A mock checkpoint at Columbia

December 8, 2010

NEW YORK--A group of about 30 students marched in silence through Columbia University's main campus to Low Plaza, its center point, at Noon on November 18. There, the students, many wearing keffiyehs, lined up, before being gagged, blindfolded and forced to the ground by fellow students dressed in military uniforms and armed with cardboard guns, representing Israeli soldiers.

The mock checkpoint, organized by Columbia Students for Justice in Palestine (SJP), lasted two hours, gathering dissident voices to protest Israel's illegal occupation of Palestine by drawing attention to the countless humiliations, injustices and human rights violations that Palestinians encounter daily at Israeli military checkpoints.

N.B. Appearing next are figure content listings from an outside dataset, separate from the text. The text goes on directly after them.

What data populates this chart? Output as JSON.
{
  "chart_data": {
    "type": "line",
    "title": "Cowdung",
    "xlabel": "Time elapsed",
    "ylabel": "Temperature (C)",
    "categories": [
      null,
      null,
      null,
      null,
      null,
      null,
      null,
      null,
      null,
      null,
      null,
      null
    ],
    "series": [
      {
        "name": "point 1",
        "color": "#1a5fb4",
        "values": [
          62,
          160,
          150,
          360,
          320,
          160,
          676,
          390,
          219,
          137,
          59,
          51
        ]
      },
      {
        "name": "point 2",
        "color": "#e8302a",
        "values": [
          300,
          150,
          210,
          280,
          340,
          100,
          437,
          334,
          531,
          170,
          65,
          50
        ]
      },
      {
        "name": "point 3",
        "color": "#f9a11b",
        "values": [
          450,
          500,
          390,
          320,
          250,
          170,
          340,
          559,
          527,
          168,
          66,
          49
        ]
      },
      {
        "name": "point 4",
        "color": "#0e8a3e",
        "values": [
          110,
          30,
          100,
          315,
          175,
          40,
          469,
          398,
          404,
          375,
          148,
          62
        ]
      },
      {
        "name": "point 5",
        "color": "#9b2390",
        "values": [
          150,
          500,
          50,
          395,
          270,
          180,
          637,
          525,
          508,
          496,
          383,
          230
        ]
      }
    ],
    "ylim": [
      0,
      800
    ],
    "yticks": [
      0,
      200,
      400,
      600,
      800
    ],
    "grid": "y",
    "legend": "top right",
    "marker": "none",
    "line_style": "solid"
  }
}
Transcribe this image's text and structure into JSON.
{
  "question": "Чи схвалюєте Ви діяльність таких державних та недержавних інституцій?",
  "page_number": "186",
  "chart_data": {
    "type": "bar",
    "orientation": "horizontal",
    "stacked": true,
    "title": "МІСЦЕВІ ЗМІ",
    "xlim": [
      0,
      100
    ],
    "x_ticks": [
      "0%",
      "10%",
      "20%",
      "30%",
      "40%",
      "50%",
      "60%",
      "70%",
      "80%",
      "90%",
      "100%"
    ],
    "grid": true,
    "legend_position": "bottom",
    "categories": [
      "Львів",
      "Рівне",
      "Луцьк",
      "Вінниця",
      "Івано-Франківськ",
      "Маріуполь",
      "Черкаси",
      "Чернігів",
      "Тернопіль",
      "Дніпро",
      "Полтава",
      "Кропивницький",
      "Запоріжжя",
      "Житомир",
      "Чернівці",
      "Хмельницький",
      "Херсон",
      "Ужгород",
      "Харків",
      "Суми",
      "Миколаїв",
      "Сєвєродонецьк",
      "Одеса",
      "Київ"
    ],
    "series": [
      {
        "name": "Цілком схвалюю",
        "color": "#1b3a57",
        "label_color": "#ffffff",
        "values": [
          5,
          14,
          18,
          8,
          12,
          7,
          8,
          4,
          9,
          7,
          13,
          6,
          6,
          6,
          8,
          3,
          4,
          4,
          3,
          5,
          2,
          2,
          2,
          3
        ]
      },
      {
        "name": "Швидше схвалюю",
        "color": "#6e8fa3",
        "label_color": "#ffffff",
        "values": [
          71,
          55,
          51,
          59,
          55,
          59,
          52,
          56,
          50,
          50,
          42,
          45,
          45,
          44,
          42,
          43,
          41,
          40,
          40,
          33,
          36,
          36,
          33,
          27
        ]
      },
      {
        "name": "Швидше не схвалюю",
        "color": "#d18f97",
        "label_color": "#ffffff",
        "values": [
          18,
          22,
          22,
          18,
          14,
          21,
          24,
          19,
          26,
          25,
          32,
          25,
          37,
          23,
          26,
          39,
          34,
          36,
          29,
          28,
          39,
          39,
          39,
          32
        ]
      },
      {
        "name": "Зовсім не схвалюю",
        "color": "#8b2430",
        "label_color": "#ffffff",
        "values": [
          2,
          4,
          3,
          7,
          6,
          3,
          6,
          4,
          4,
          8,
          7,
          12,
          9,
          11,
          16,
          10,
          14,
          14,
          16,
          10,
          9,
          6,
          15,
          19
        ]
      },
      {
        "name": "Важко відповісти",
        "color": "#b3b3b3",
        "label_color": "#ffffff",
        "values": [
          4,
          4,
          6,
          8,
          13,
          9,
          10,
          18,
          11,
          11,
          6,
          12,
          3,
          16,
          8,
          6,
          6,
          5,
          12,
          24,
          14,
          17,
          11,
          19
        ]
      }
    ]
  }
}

SJP decided to organize the demonstration as a part of "Right to Education Week" (R2E), an international call to action by Palestinian students seeking solidarity.

The mock checkpoint was a symbolic staging of a brutal reality. SJP members came armed with hard facts--57 percent of Palestinian students cross one or more checkpoints during their daily commute to and from school, and 64 percent of these students report being physically abused by an Israeli soldier. Aside from the physical abuse, there is verbal harassment, violence and long delays, severely compromising their educational performance.

During the march, no less than five pro-Zionist student groups protested the mock checkpoint, waving Israeli flags and distributing an array of fliers. Many wore t-shirts with slogans such as "Checkpoints: Unfortunate but necessary!"

But the reality faced by Palestinian students tells a different story. "At one of the checkpoints on my way home to Nablus, an Israeli soldier asked me to open my bag, which had nothing in it but my books," recalled Saa'ad, a third-year student at Birzeit University in the West Bank. "They detained me at the checkpoint for over an hour just because I am a student, and before they let me go, they tore up my books."

Now, let us ask: Is this "necessary"? Similarly, was it "necessary" for the Israeli state to bomb 32 United Nations-run schools in Gaza during the 2008-09 attack?

The restrictions Israel places on Palestinians' access to education are a disgrace, but not an anomaly. From daily humiliations at checkpoints to deadly military attacks, from the seizing of Palestinian homes and land to the repression of international aid flotillas, Israel maintains an occupation that can only be described as apartheid.


COLUMBIA SJP was started this past spring in order to work with the growing international movement calling on institutions and individuals to boycott and divest from Israel. American corporations, universities and the U.S. government itself provide billions of dollars in investment and military equipment that makes the Israeli occupation of Palestine possible.

The call for a boycott, divestment and sanctions (BDS) movement originated in Palestine and is based on the successful global campaign during the 1970s and 1980s to support the struggle of Black South Africans against apartheid. Because of student protest, Columbia was actually the first Ivy League school to divest from apartheid South Africa.

Students in SJP are embracing that legacy. Columbia SJP is currently collaborating with activists across North America, by pressuring the financial conglomerate TIAA-CREF to divest from five companies that help to maintain the occupation of Palestine. TIAA-CREF manages the pension plans of many companies, non-profits, public employees and universities.

At Columbia, TIAA-CREF is one of three pension plans that faculty and staff can choose to enroll in. They claim to be a socially responsible pension plan, but they invest in weapons manufacturers like Elbit Systems Ltd. and Northrop Grumman, which furnish Israel with the means to kill Palestinians. TIAA-CREF is also invested in Caterpillar, a company that provides custom-made bulldozers used in the demolition of Palestinian homes and agricultural land.

Among students in the New York area, Palestine solidarity organizing has been thriving. Along with Columbia SJP, active groups now exist at New York University, the New School, Hunter College, City College, Brooklyn College and Rutgers University. On campus, SJP has recently collaborated with organizations such as Lucha, Turath (the undergraduate Arab student group), the International Socialist Organization, the Muslim Student Association, and the Black and Latino Student Caucus.

Amid the highly publicized rhetoric supporting the "necessity" of immoral action by the Israeli state--including on our own campuses--it is necessary to publicly challenge such rhetoric, bring attention to the crimes perpetrated by the Israeli state and suffered by Palestinians, and organize action around this issue.

"Doing this work is difficult, being in the belly of the beast," said Paco del Campo, a Columbia student activist and member of SJP. "But it makes it all the more important. Our presence shows that this can't stand, even in a university as conservative as Columbia. We are building on something, and we won't stop until we see changes!"

Matt Swagler contributed to this article.